Sicilië,Oostkust en Etna.
Aangekomen bij de Straat van Messina zien we Sicilië al liggen en we nemen in Villa San Giovanni de veerboot naar Messina, de afstand is een beetje vergelijkbaar met de overtocht van Den Helder naar Texel, vaartijd ongeveer 20 minuten, maar wel behoorlijk wat goedkoper. We betaalden met onze camper voor een retour 61.000 lire(ruim f.65, -) ,daarvoor kom je met je camper niet op Texel.
Op Sicilië hebben wij er voor gekozen om eerst zuidwaarts te gaan. Dat betekende, met name op de zaterdag als aankomstdag, dat we in toeristische en drukke plaatsen terechtkomen. Op zaterdag gaan de Italianen bij mooi weer ook massaal naar het strand dus is er af en toe bijna geen doorkomen aan want Italianen doen vrijwel alles per auto en dus zeker naar het strand gaan.
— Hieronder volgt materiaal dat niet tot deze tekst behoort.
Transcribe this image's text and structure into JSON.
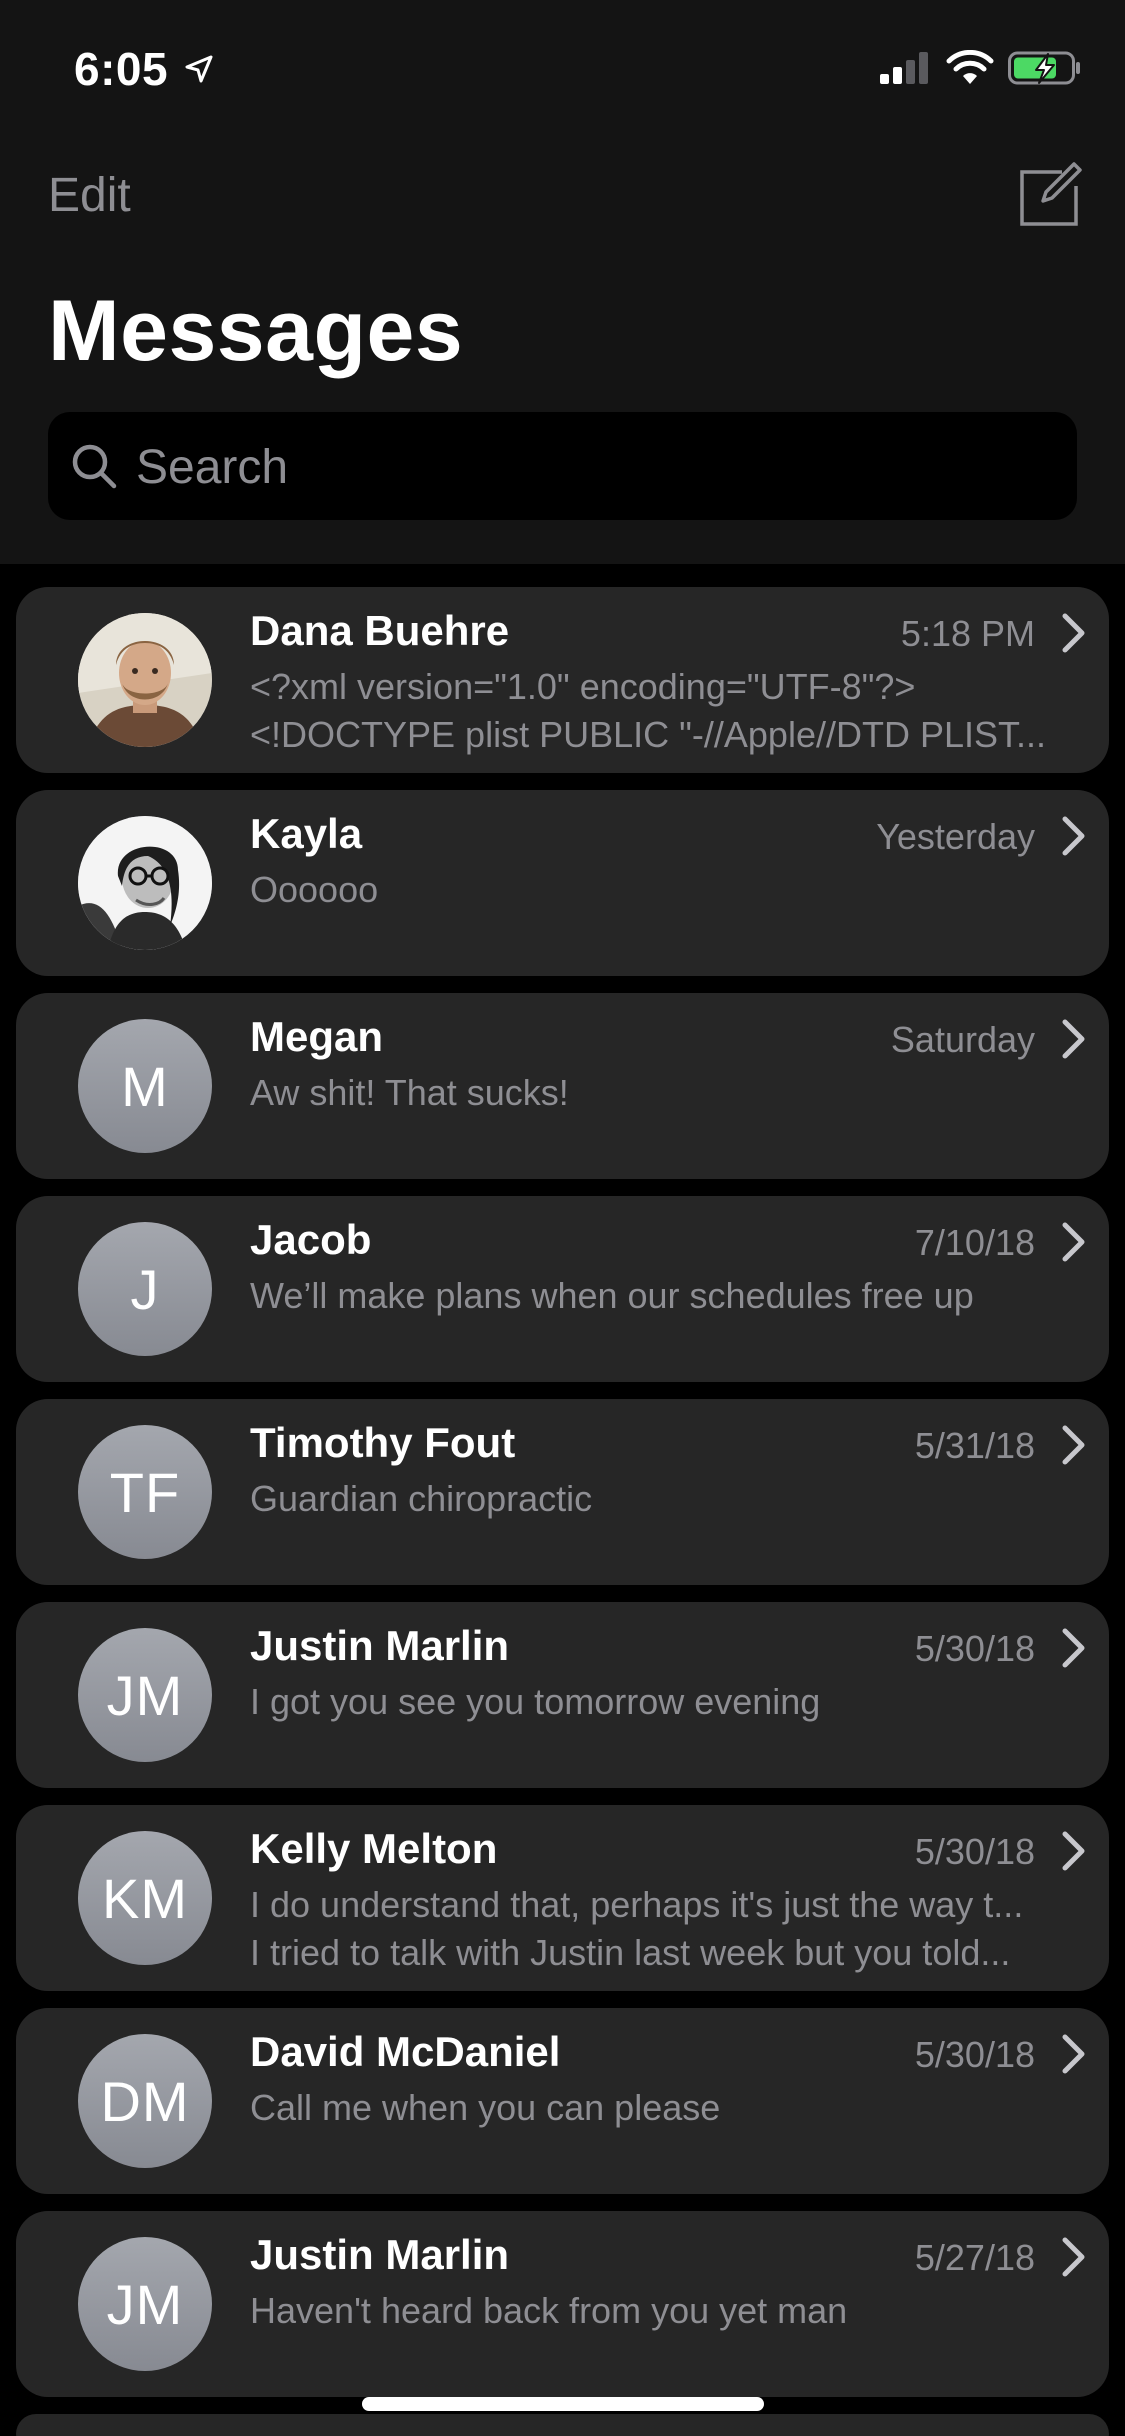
{
  "status_bar": {
    "time": "6:05"
  },
  "nav": {
    "edit_label": "Edit",
    "title": "Messages"
  },
  "search": {
    "placeholder": "Search"
  },
  "conversations": [
    {
      "name": "Dana Buehre",
      "time": "5:18 PM",
      "preview": [
        "<?xml version=\"1.0\" encoding=\"UTF-8\"?>",
        "<!DOCTYPE plist PUBLIC \"-//Apple//DTD PLIST..."
      ],
      "avatar": "photo"
    },
    {
      "name": "Kayla",
      "time": "Yesterday",
      "preview": [
        "Oooooo"
      ],
      "avatar": "photo"
    },
    {
      "name": "Megan",
      "time": "Saturday",
      "preview": [
        "Aw shit! That sucks!"
      ],
      "initials": "M"
    },
    {
      "name": "Jacob",
      "time": "7/10/18",
      "preview": [
        "We’ll make plans when our schedules free up"
      ],
      "initials": "J"
    },
    {
      "name": "Timothy Fout",
      "time": "5/31/18",
      "preview": [
        "Guardian chiropractic"
      ],
      "initials": "TF"
    },
    {
      "name": "Justin Marlin",
      "time": "5/30/18",
      "preview": [
        "I got you see you tomorrow evening"
      ],
      "initials": "JM"
    },
    {
      "name": "Kelly Melton",
      "time": "5/30/18",
      "preview": [
        "I do understand that, perhaps it's just the way t...",
        "I tried to talk with Justin last week but you told..."
      ],
      "initials": "KM"
    },
    {
      "name": "David McDaniel",
      "time": "5/30/18",
      "preview": [
        "Call me when you can please"
      ],
      "initials": "DM"
    },
    {
      "name": "Justin Marlin",
      "time": "5/27/18",
      "preview": [
        "Haven't heard back from you yet man"
      ],
      "initials": "JM"
    }
  ],
  "colors": {
    "background": "#000000",
    "header": "#141414",
    "row": "#262626",
    "secondary_text": "#8e8e93",
    "battery": "#4cd964"
  }
}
In San Marco, gelegen iets ten zuiden van de drukke toeristische plaatsen Taormina en Giardini Naxos vinden we een heerlijk rustige camping en blijven daar een extra dagje luieren. We treffen hier 3 Belgische echtparen met evenzovele campers en deze zijn enkele dagen tevoren in de buurt van Napels s’nachts om ongeveer 4 uur door dronken jongelui lastig gevallen. Die klommen op de campers en liepen over het dak en sloegen ook met stokken op het dak. Het zal je maar gebeuren midden in je slaap. Nooit vrij staan in de buurt van steden is al jaren ons devies.
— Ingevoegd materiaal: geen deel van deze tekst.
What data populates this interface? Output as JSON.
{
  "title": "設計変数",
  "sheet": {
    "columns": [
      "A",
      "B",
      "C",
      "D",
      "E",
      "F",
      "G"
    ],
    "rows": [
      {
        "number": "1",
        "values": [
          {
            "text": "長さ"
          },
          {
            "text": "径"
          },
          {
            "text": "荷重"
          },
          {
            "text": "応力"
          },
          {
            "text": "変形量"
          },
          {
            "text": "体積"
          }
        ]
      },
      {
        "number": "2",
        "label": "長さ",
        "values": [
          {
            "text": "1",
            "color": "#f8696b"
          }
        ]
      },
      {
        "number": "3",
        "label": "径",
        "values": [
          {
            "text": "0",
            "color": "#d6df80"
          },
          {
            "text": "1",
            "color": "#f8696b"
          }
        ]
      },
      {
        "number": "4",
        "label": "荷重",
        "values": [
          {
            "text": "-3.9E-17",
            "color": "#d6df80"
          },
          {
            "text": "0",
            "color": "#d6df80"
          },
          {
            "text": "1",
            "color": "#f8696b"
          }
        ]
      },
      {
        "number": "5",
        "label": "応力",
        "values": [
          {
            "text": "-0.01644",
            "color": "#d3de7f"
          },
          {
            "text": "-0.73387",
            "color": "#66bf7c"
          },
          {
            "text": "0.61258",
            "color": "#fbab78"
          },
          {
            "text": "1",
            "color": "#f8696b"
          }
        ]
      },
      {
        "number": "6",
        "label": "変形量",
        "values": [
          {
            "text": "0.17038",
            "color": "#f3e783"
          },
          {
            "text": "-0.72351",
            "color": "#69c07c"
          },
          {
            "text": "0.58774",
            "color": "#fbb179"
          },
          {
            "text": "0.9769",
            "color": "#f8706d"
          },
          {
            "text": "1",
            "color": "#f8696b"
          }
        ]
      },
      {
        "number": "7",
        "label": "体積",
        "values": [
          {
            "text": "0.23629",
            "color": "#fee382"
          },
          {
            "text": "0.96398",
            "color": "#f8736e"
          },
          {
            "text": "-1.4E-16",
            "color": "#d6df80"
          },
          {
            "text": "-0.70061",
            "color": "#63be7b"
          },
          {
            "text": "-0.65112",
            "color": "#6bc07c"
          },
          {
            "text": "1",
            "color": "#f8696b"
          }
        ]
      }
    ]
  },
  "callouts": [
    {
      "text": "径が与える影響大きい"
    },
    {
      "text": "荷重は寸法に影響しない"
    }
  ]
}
Na onze rust-annex wasdag gaan we richting Etna, dat betekent dat we via de SS 120 landinwaarts gaan, via Linguaglossa en Mareneve rijden we een prachtige en rustige route naar Piano Provenzano op een hoogte van ca.1900 meter. Hier boeken we een excursie naar boven, d.w.z.je gaat met vierwielaangedreven voertuigen, die het midden houden tussen een landrover en een bus en waarin zo’n 20 passagiers kunnen plaatsnemen, naar een hoogte van ca.2900 meter. Je zit dan altijd nog zo’n 500 meter onder de top maar je hebt daar een redelijk zicht op. De tocht is aardig aan de prijs, 70.000 lire(f.80, -)per persoon en duurt bijna 2 uur. Boven is er nog een soort rondleiding(uitsluitend in het Italiaans)die is in de prijs inbegrepen. Echt zicht op de krater kregen we niet, sinds de uitbarstingen van 2 maanden terug(begin augustus ’01)zijn er geen excursies meer die naar de krater gaan.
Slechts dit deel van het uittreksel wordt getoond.